Müssen wir die Aerodynamik und Elektronik verfeinern, um dorthin zu gelangen, wo Ducati ist?
Genau so ist es nicht. In den letzten zwei Jahren des Projekts wurde das Motorrad neu ausbalanciert und sicherlich war die Elektronik eine unserer Prioritäten, da wir etwas im Rückstand waren. Was die Aerodynamik angeht, glaube ich nicht, dass wir mehr tun als alle anderen, es ist eine neue Grenze der Entwicklung und jeder investiert viel. Aerodynamik ist für jeden ein neues Thema, wir sammeln alle Erfahrungen. Für uns war die Elektronik ein sehr wichtiger Aspekt, den wir verbessern mussten, aber wir haben den Motor und das Fahrwerk nicht außer Acht gelassen.
KTM hat sich im Vergleich zu den Vorjahren verbessert.
Letztes Jahr haben wir viele Aspekte des Fahrrads verbessert. Beginnend mit dem Qualifying, denn wir wissen, dass es wichtig ist, in den ersten drei Reihen zu starten, in den ersten beiden Reihen, um in einer komfortablen Position zu sein und das Rennen zu meistern, ohne viel riskieren und verbrauchen zu müssen, um sich zu erholen. Wir haben uns in dieser Hinsicht im Vergleich zu 2022 also stark verbessert, was uns geholfen hat, das erreichte Ergebnis zu erreichen.
Die Figur von Jack Miller war für KTM wichtig.
Das ist ein Verdienst, denn zu Beginn der Saison habe ich stark an einige Lösungen geglaubt, die bei KTM nicht sehr verbreitet waren und angesichts der Erfahrung der KTM-Fahrer und auch der Ingenieure nicht ganz klar waren. Mit Jack erkundeten wir Bereiche, an die wir vorher nicht gedacht hatten.

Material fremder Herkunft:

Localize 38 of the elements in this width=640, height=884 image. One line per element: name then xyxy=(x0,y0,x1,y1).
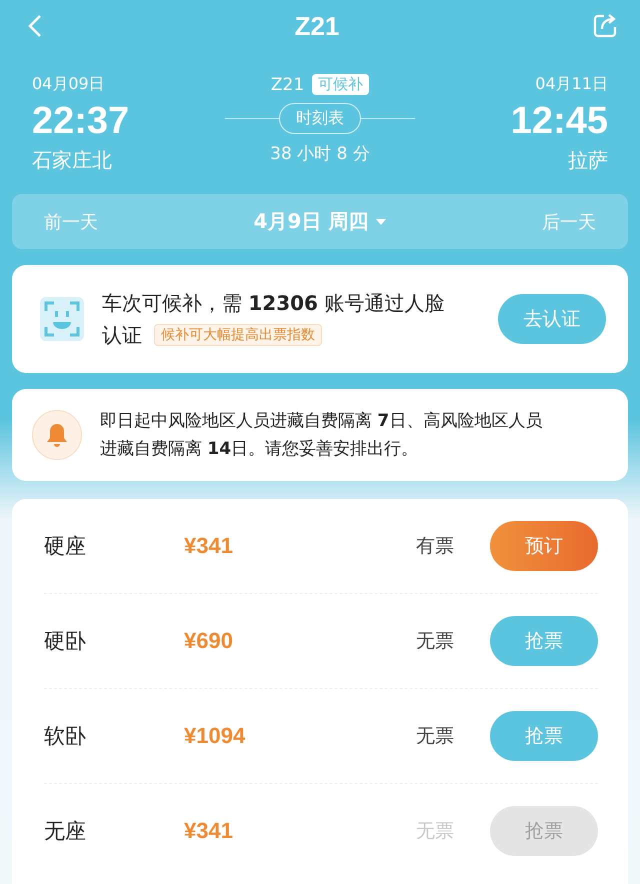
previous-day-link[interactable]: 前一天 xyxy=(44,210,98,234)
waitlist-badge: 可候补 xyxy=(312,74,370,95)
book-button[interactable]: 预订 xyxy=(490,521,598,571)
arrive-time: 12:45 xyxy=(510,99,608,143)
train-title: Z21 xyxy=(294,10,340,42)
depart-station: 石家庄北 xyxy=(32,147,113,174)
train-number: Z21 xyxy=(270,74,304,94)
notice-text: 即日起中风险地区人员进藏自费隔离 7日、高风险地区人员进藏自费隔离 14日。请您妥善安排出行。 xyxy=(100,410,544,461)
verify-message: 车次可候补，需 12306 账号通过人脸 xyxy=(102,290,446,317)
depart-time: 22:37 xyxy=(32,99,130,143)
duration: 38 小时 8 分 xyxy=(270,143,370,165)
seat-price: ¥1094 xyxy=(184,723,246,749)
depart-date: 04月09日 xyxy=(32,74,106,95)
availability: 无票 xyxy=(416,629,454,654)
back-icon[interactable] xyxy=(28,14,42,38)
verify-message-end: 认证 xyxy=(102,322,142,349)
seat-type: 软卧 xyxy=(44,723,87,750)
grab-ticket-button[interactable]: 抢票 xyxy=(490,711,598,761)
waitlist-tag: 候补可大幅提高出票指数 xyxy=(154,324,322,346)
seat-price: ¥341 xyxy=(184,818,234,844)
seat-type: 硬卧 xyxy=(44,628,87,655)
seat-type: 无座 xyxy=(44,818,87,845)
arrive-date: 04月11日 xyxy=(535,74,608,95)
date-picker[interactable]: 4月9日 周四 xyxy=(254,208,386,235)
seat-price: ¥341 xyxy=(184,533,234,559)
arrive-station: 拉萨 xyxy=(568,147,608,174)
face-scan-icon xyxy=(40,297,84,341)
timetable-button[interactable]: 时刻表 xyxy=(279,103,361,134)
verify-button[interactable]: 去认证 xyxy=(498,294,606,344)
availability: 无票 xyxy=(416,724,454,749)
caret-icon xyxy=(376,218,386,224)
bell-icon xyxy=(32,410,82,460)
seat-type: 硬座 xyxy=(44,533,87,560)
grab-ticket-button[interactable]: 抢票 xyxy=(490,616,598,666)
next-day-link[interactable]: 后一天 xyxy=(542,210,596,234)
share-icon[interactable] xyxy=(592,13,618,39)
availability: 有票 xyxy=(416,534,454,559)
seat-price: ¥690 xyxy=(184,628,234,654)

Andererseits musste sich Brad Binder anpassen.
Sein Fahrstil, seine Art zu bremsen ist viel weniger aggressiv, weicher. Es gibt so viele Aspekte, dass Sie, um alles zu strukturieren, auch Ihren Lebensstil anpassen müssen. Der Fahrer muss gegen seinen Instinkt handeln und bei 350 km/h, wenn alles sehr schnell geht, ist es schwierig, gegen seinen Instinkt zu handeln.
Trotzdem ist Brad der KTM-Kandidat.
Wir setzen kein Limit, wir haben vier Fahrer und alle vier sind willkommen. Wenn man sich die letzten Jahre ansieht, ist Brad derjenige, der für KTM das Beste geleistet hat. Wir hoffen also auf weiteres Wachstum.
KTM wird in dieser Saison 2024 alles geben.
Ich denke, jedes Mal, wenn man sich in der Lage befindet, an der Spitze zu stehen, muss man da sein, egal, ob es das erste Rennen ist oder das zehnte oder was auch immer. Bei so vielen Rennen und dem aktuellen Niveau in der MotoGP kann man nicht jeden Sonntag vorne dabei sein. Deshalb müssen wir von Anfang an mit Überzeugung beginnen.
Die Entscheidung, Pol Espargaro nicht mehr als Fahrer zu haben, war eine schwierige Entscheidung.
Es war eine sehr schwierige Entscheidung, weil ich die Person mehr respektiere als den Fahrer, aber ich denke, Pol hat uns bei dieser Wahl sehr geholfen. Am Anfang war es sicherlich eine sehr schwierige Entscheidung für ihn, aber ich denke, dass ihm die Situation ein paar Tage später klar war und es die beste Wahl für ihn war. Auch der Unfall von Portimao hatte großen Einfluss auf die Entscheidung.
Der Rookie des Jahres, Pedro Acosta, kommt zu GASGAS mit der Chance, ein Rennen zu gewinnen.
Die Geschwindigkeit hat mich nicht überrascht, ich konnte sie sogar erwarten. Ich war mehr beeindruckt von der Art und Weise, wie er die Dinge erklärt, als hätte er viel mehr Erfahrung als nur fünf Tage auf der Strecke.